The Hadamard-Caputo HIV model’s UHRS and extended UHRS are examined in the following result using Corollary 1 and Theorem 4.

Corollary 4.

Consider $\mathsf{\Lambda }(t,\zeta \left(t\right))\in \mathcal{C}([1,T],{\mathbf{R}}^{+})$ for each $\zeta \in \mathbb{A}$. The Hadamard-Caputo HIV model is stable under UHR and extended UHR conditions if $\left({\mathcal{G}}_3^{\prime }\right),\left({\mathcal{G}}_4^{\prime }\right)$ and Equation (16) with respect to Hadamard-Caputo operators are all met.

5. Conclusions

Evidently, fractional models have many benefits that classical mathematical models do not. Modeling real phenomena via fractional operators involves memory influences in contrast to modeling by integer-order derivative. This makes fractional mathematical models more beneficial because, in most events, the models rely not only on the current status but also on the previous attitude of the model. This paper has justified the validity of employing the generalized proportional Hadamard-Caputo fractional operators to introduce a new fractional HIV model. The solution of this model has been proven to exist and be unique via Banach’s and (L-SNLA) fixed-point theorems. Further, for the suggested fractional HIV model, diverse kinds of Ulam’s stability results have been provided and analyzed. The technique proposed in this study, combined with the generalized proportional Hadamard-Caputo fractional operators, can be utilized to model and analyze several infectious diseases, like measles, strep throat, COVID-19, and salmonella.

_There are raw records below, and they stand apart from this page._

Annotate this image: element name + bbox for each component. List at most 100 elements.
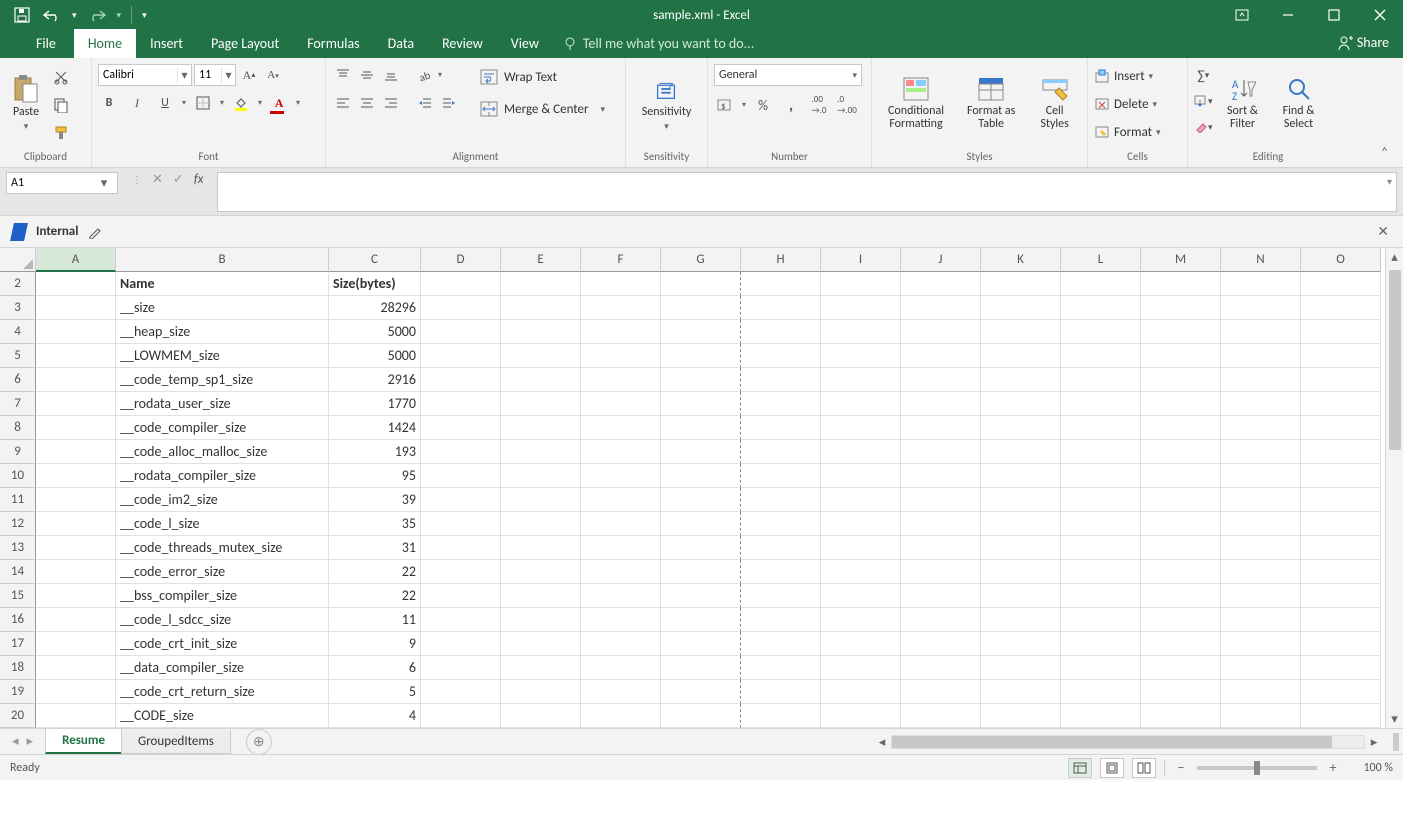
cell-M14[interactable]	[1141, 560, 1221, 584]
cell-G7[interactable]	[661, 392, 741, 416]
cell-F10[interactable]	[581, 464, 661, 488]
autosum-icon[interactable]: ∑ ▾	[1194, 64, 1213, 86]
sheet-nav-prev-icon[interactable]: ◂	[12, 734, 19, 749]
align-left-icon[interactable]	[332, 92, 354, 114]
cell-F11[interactable]	[581, 488, 661, 512]
cell-G18[interactable]	[661, 656, 741, 680]
borders-dropdown-icon[interactable]: ▾	[220, 98, 224, 108]
cell-N7[interactable]	[1221, 392, 1301, 416]
cell-C16[interactable]: 11	[329, 608, 421, 632]
row-header-12[interactable]: 12	[0, 512, 36, 536]
sheet-nav-next-icon[interactable]: ▸	[27, 734, 34, 749]
cell-K14[interactable]	[981, 560, 1061, 584]
accounting-format-icon[interactable]: $	[714, 94, 736, 116]
cell-J12[interactable]	[901, 512, 981, 536]
column-header-G[interactable]: G	[661, 248, 741, 272]
fill-dropdown-icon[interactable]: ▾	[258, 98, 262, 108]
row-header-15[interactable]: 15	[0, 584, 36, 608]
cell-J9[interactable]	[901, 440, 981, 464]
decrease-indent-icon[interactable]	[414, 92, 436, 114]
zoom-out-icon[interactable]: −	[1173, 759, 1189, 776]
cell-O6[interactable]	[1301, 368, 1381, 392]
clear-icon[interactable]: ▾	[1194, 116, 1213, 138]
cell-C19[interactable]: 5	[329, 680, 421, 704]
cell-M17[interactable]	[1141, 632, 1221, 656]
cell-N18[interactable]	[1221, 656, 1301, 680]
cell-L19[interactable]	[1061, 680, 1141, 704]
close-classification-icon[interactable]: ✕	[1377, 223, 1389, 240]
cell-A19[interactable]	[36, 680, 116, 704]
cell-G11[interactable]	[661, 488, 741, 512]
cell-E7[interactable]	[501, 392, 581, 416]
cell-G2[interactable]	[661, 272, 741, 296]
cell-E16[interactable]	[501, 608, 581, 632]
align-right-icon[interactable]	[380, 92, 402, 114]
cell-F12[interactable]	[581, 512, 661, 536]
cell-G3[interactable]	[661, 296, 741, 320]
find-select-button[interactable]: Find & Select	[1273, 62, 1325, 144]
cell-K11[interactable]	[981, 488, 1061, 512]
cell-B6[interactable]: __code_temp_sp1_size	[116, 368, 329, 392]
align-bottom-icon[interactable]	[380, 64, 402, 86]
cell-L18[interactable]	[1061, 656, 1141, 680]
column-header-I[interactable]: I	[821, 248, 901, 272]
cell-J5[interactable]	[901, 344, 981, 368]
cell-H13[interactable]	[741, 536, 821, 560]
cell-F18[interactable]	[581, 656, 661, 680]
row-header-11[interactable]: 11	[0, 488, 36, 512]
cell-K10[interactable]	[981, 464, 1061, 488]
cell-C13[interactable]: 31	[329, 536, 421, 560]
cell-F8[interactable]	[581, 416, 661, 440]
cell-E15[interactable]	[501, 584, 581, 608]
cell-N20[interactable]	[1221, 704, 1301, 728]
decrease-font-size-icon[interactable]: A▾	[262, 64, 284, 86]
cell-H20[interactable]	[741, 704, 821, 728]
cell-J8[interactable]	[901, 416, 981, 440]
cell-M12[interactable]	[1141, 512, 1221, 536]
cell-F19[interactable]	[581, 680, 661, 704]
cell-F15[interactable]	[581, 584, 661, 608]
redo-icon[interactable]	[87, 5, 107, 25]
bold-button[interactable]: B	[98, 92, 120, 114]
cell-K19[interactable]	[981, 680, 1061, 704]
cell-F14[interactable]	[581, 560, 661, 584]
cell-O16[interactable]	[1301, 608, 1381, 632]
name-box[interactable]: ▾	[6, 172, 118, 194]
cell-O5[interactable]	[1301, 344, 1381, 368]
column-header-D[interactable]: D	[421, 248, 501, 272]
cell-A8[interactable]	[36, 416, 116, 440]
cell-O10[interactable]	[1301, 464, 1381, 488]
cell-F9[interactable]	[581, 440, 661, 464]
cell-O15[interactable]	[1301, 584, 1381, 608]
cell-N14[interactable]	[1221, 560, 1301, 584]
normal-view-icon[interactable]	[1068, 758, 1092, 778]
cell-H17[interactable]	[741, 632, 821, 656]
cell-A15[interactable]	[36, 584, 116, 608]
cell-E5[interactable]	[501, 344, 581, 368]
cell-O13[interactable]	[1301, 536, 1381, 560]
cell-I16[interactable]	[821, 608, 901, 632]
cell-K6[interactable]	[981, 368, 1061, 392]
cell-B10[interactable]: __rodata_compiler_size	[116, 464, 329, 488]
column-header-E[interactable]: E	[501, 248, 581, 272]
cell-A2[interactable]	[36, 272, 116, 296]
wrap-text-button[interactable]: Wrap Text	[472, 64, 613, 90]
cell-A10[interactable]	[36, 464, 116, 488]
row-header-13[interactable]: 13	[0, 536, 36, 560]
cell-K17[interactable]	[981, 632, 1061, 656]
cell-C7[interactable]: 1770	[329, 392, 421, 416]
cell-G20[interactable]	[661, 704, 741, 728]
cell-A16[interactable]	[36, 608, 116, 632]
cell-D12[interactable]	[421, 512, 501, 536]
increase-decimal-icon[interactable]: .00→.0	[808, 94, 830, 116]
row-header-16[interactable]: 16	[0, 608, 36, 632]
cell-N6[interactable]	[1221, 368, 1301, 392]
cell-B14[interactable]: __code_error_size	[116, 560, 329, 584]
cell-M5[interactable]	[1141, 344, 1221, 368]
cell-E8[interactable]	[501, 416, 581, 440]
cell-B13[interactable]: __code_threads_mutex_size	[116, 536, 329, 560]
cell-G17[interactable]	[661, 632, 741, 656]
number-format-combo[interactable]: General ▾	[714, 64, 862, 86]
cell-D18[interactable]	[421, 656, 501, 680]
cell-E14[interactable]	[501, 560, 581, 584]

Moreover, the obtained existence, uniqueness, and stability results are valid to analyze the solution of the fractional HIV under Hadamard-Caputo fractional operators [24], when $\sigma =1$, and, in the traditional HIV model, when $\sigma =k=1$ [25]. Recently, Hyder et al. [26] derived a fractional HIV model via the improved fractional operators. They investigated the existence, uniqueness, and stability of the solution on the time interval [0,T]. Obviously, the generalized proportional Hadamard-Caputo operators and the improved fractional operators are alternative fractional operators for generalizing the Hadamard-Caputo fractional operators. Hence, in comparing the results of the current study with the results of Hyder et al. [26], one can conclude that both results are different and give alternative qualitative fractional characteristics for the solution of the fractional HIV model.